Chapter 4 - Optimal Series Flashcards
Probe the following PROPOSITION:
G is soluble IFF all it’s composition factors are of prime order.
Proof:
If G is soluble then all it’s comp factors are soluble, as they are subgroups of quotients. But they are also simple, as they are composition factors. But then if H is any soluble simple group, we have H’ is normal in H and strictly less than H, so has to be 1 as H is simple. So H is abelian. And so it must have prime order by our classification if simple abelian groups.
Conversely, if all comp factors have prime order they are all cyclic and so simple and abelian. So G is soluble.
Define the derived series o a group. How is it useful for characterising soluble groups?
Set G’0= G, and then
Gi’=[Gi-1’, Gi-1’]. Then, Gi-1’charGi’ for all i, so by induction Gi’charG for all i. So they definitely form a normal series.
Then G is soluble IFF Gi’=1 for some i.
Proof:
Obviously G is soluble if some Gi’=1
Conversely, suppose G is soluble. Then we get a series Gj of length n which is abelian. By induction, we show Gi’0 then Gi+1’=(Gi’)’<Gn-i-1 since Gn-i/Gn-i-1 is abelian.
So in particular, The derived series is always the shortest abelian series.
What are the minimal normal subgroups of a soluble groups?
Any minimal normal subgroup of a soluble group is an elementary abelian p-group. Why?
Well let G be soluble, N it’s minimal normal subgroup. Then N is soluble and so it’s derived subgroup must be trivial, since this will be a normal subgroup of G (note N’charN, N◀G so N’◀G). So N is abelian. So N is a product of cyclic groups of prime power order. Then for any prime p dividing the order of N, set M to be all the elements in N of order p. Then this is a characteristic subgroup of N, and so is normal in G. But it is non trivial.
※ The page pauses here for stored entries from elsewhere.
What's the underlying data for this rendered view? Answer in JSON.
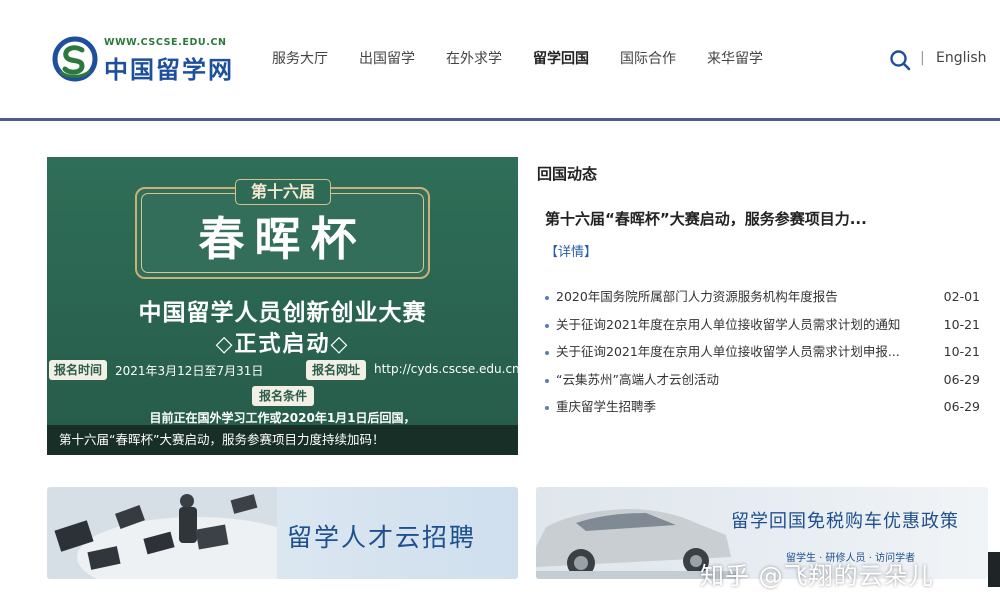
{
  "colors": {
    "brand_blue": "#1d4f9c",
    "brand_green": "#2b7a3b",
    "header_line": "#4a5e93",
    "banner_green": "#2f6e58",
    "link_blue": "#2a5da8"
  },
  "header": {
    "logo_url": "WWW.CSCSE.EDU.CN",
    "logo_name": "中国留学网",
    "nav": [
      {
        "label": "服务大厅",
        "active": false
      },
      {
        "label": "出国留学",
        "active": false
      },
      {
        "label": "在外求学",
        "active": false
      },
      {
        "label": "留学回国",
        "active": true
      },
      {
        "label": "国际合作",
        "active": false
      },
      {
        "label": "来华留学",
        "active": false
      }
    ],
    "search_icon": "search-icon",
    "separator": "|",
    "language": "English"
  },
  "banner": {
    "tag": "第十六届",
    "title": "春晖杯",
    "subtitle1": "中国留学人员创新创业大赛",
    "subtitle2": "◇正式启动◇",
    "time_label": "报名时间",
    "time_value": "2021年3月12日至7月31日",
    "url_label": "报名网址",
    "url_value": "http://cyds.cscse.edu.cn",
    "cond_label": "报名条件",
    "cond_text": "目前正在国外学习工作或2020年1月1日后回国，",
    "caption": "第十六届“春晖杯”大赛启动，服务参赛项目力度持续加码！"
  },
  "news": {
    "heading": "回国动态",
    "headline": "第十六届“春晖杯”大赛启动，服务参赛项目力...",
    "detail_link": "【详情】",
    "items": [
      {
        "title": "2020年国务院所属部门人力资源服务机构年度报告",
        "date": "02-01"
      },
      {
        "title": "关于征询2021年度在京用人单位接收留学人员需求计划的通知",
        "date": "10-21"
      },
      {
        "title": "关于征询2021年度在京用人单位接收留学人员需求计划申报...",
        "date": "10-21"
      },
      {
        "title": "“云集苏州”高端人才云创活动",
        "date": "06-29"
      },
      {
        "title": "重庆留学生招聘季",
        "date": "06-29"
      }
    ]
  },
  "cards": {
    "left_title": "留学人才云招聘",
    "right_title": "留学回国免税购车优惠政策",
    "right_sub": "留学生 · 研修人员 · 访问学者"
  },
  "watermark": "知乎 @飞翔的云朵儿"
}
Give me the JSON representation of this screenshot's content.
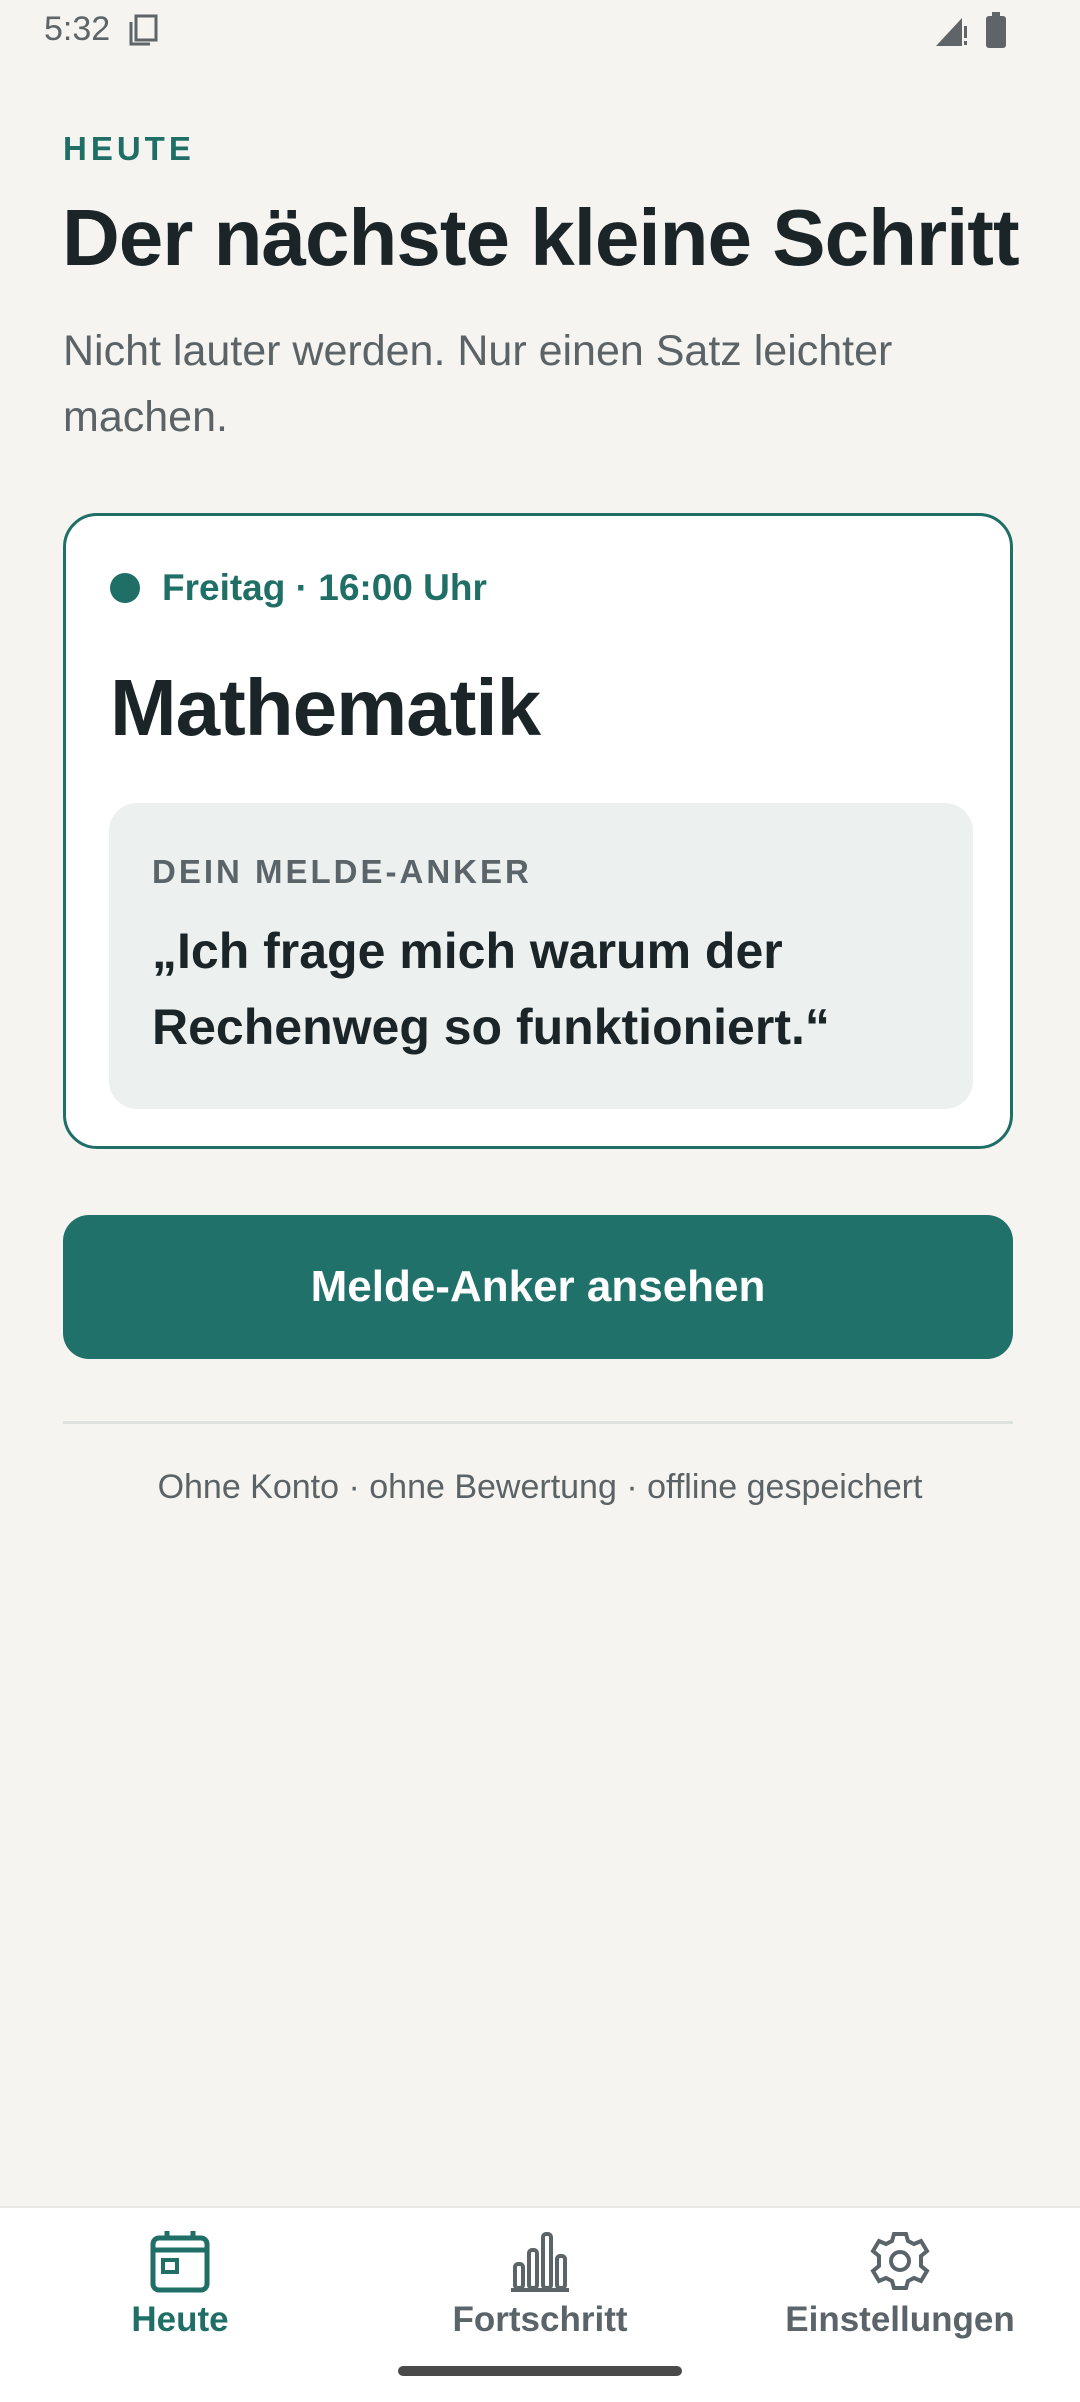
{
  "status_bar": {
    "time": "5:32",
    "icons": [
      "sim-card-icon",
      "signal-icon",
      "battery-icon"
    ]
  },
  "header": {
    "eyebrow": "HEUTE",
    "title": "Der nächste kleine Schritt",
    "subtitle": "Nicht lauter werden. Nur einen Satz leichter machen."
  },
  "card": {
    "meta": "Freitag · 16:00 Uhr",
    "subject": "Mathematik",
    "anchor_label": "DEIN MELDE-ANKER",
    "anchor_quote": "„Ich frage mich warum der Rechenweg so funktioniert.“"
  },
  "primary_button": {
    "label": "Melde-Anker ansehen"
  },
  "footer_note": "Ohne Konto · ohne Bewertung · offline gespeichert",
  "bottom_nav": {
    "items": [
      {
        "label": "Heute",
        "icon": "calendar-icon",
        "active": true
      },
      {
        "label": "Fortschritt",
        "icon": "bar-chart-icon",
        "active": false
      },
      {
        "label": "Einstellungen",
        "icon": "gear-icon",
        "active": false
      }
    ]
  },
  "colors": {
    "accent": "#1F6F66",
    "background": "#F5F4F0",
    "text": "#1B2528",
    "muted": "#5C6366"
  }
}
So M=N.
Define the lower central series and the upper central series of G.
The lower central series is:
Γ1(G)=G,
Γi+1(G)=[Γi(G), G]
Then G=Γ1(G)▶Γ2(G)▶…
The upper central series is:
Z0(G)=1
Zi(G) is the subgroup of G such that Zi(G)/Zi-1(G) = Z( G/Zi-1(G) )
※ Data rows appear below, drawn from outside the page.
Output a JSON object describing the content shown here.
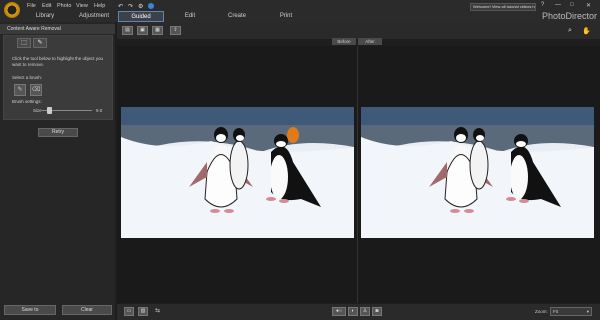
{
  "menu": [
    "File",
    "Edit",
    "Photo",
    "View",
    "Help"
  ],
  "welcome_text": "Welcome! View all tutorial videos here!",
  "brand": "PhotoDirector",
  "window_controls": [
    "?",
    "—",
    "□",
    "✕"
  ],
  "mode_tabs": [
    "Library",
    "Adjustment",
    "Guided",
    "Edit",
    "Create",
    "Print"
  ],
  "panel": {
    "title": "Content Aware Removal",
    "instructions": "Click the tool below to highlight the object you want to remove.",
    "select_brush": "Select a brush:",
    "brush_settings": "Brush settings:",
    "size_label": "Size",
    "size_value": "9.0",
    "retry": "Retry",
    "save": "Save to",
    "clear": "Clear"
  },
  "compare": {
    "before": "Before",
    "after": "After"
  },
  "zoom": {
    "label": "Zoom:",
    "value": "Fit"
  },
  "colors": {
    "accent": "#5a86b8",
    "logo": "#d9a21b"
  }
}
Then Zi-1(G)charZi(G) by induction and question on example sheet. So this gives a series for G if some j has Zj(G)=G
Proof the following proposition:
G is nilpotent
IFF Γn(G)=1 for some n
IFF Zn(G)=G for some n
Moreover, if G is any nilpotent group with a central series
1=G1◀…◀Gn=G then have:
Γn-i+1(G)<Zi(G)
And Γr-i+1(G)=1 IFF Zr(G)=G
If the lower central series terminates at 1 and/or the upper central series terminates at G then G is certainly soluble, as the second is obviously a central series as is the first after application of a lemma.
Now assume G is nilpotent, Gi a central series. So
Gi/Gi-1 < Z( G/Gi-1) and Gi◀G.
By induction on i we show:
Γi+1(G)=<Zi(G)
The obvious proof now does everything.
What is the nilpotency class of G?
Smallest integer n such that
Zn(G) =G
Outline the proof of the following classification of nilpotent groups:
G is nilpotent IFF G is the direct product of p-groups for various primes p.
First you prove that if G is a nilpotent group and H a proper subgroup, then H is properly contained in its normaliser in G. Do this using the upper central series to find an element in the normaliser of H NOT in H.
Then use the frattini argument to show that if P is any Sylow p-group, then taking the normaliser of P in G twice is the same as doing it once. So: let N=NG(P), then NG(N)=N. But by the first part, this means G=NG(P). So that, if G is nilpotent, then all Sylow p-groups are normal in G.
This is enough! As all Sylow p-groups then have direct product equal to G.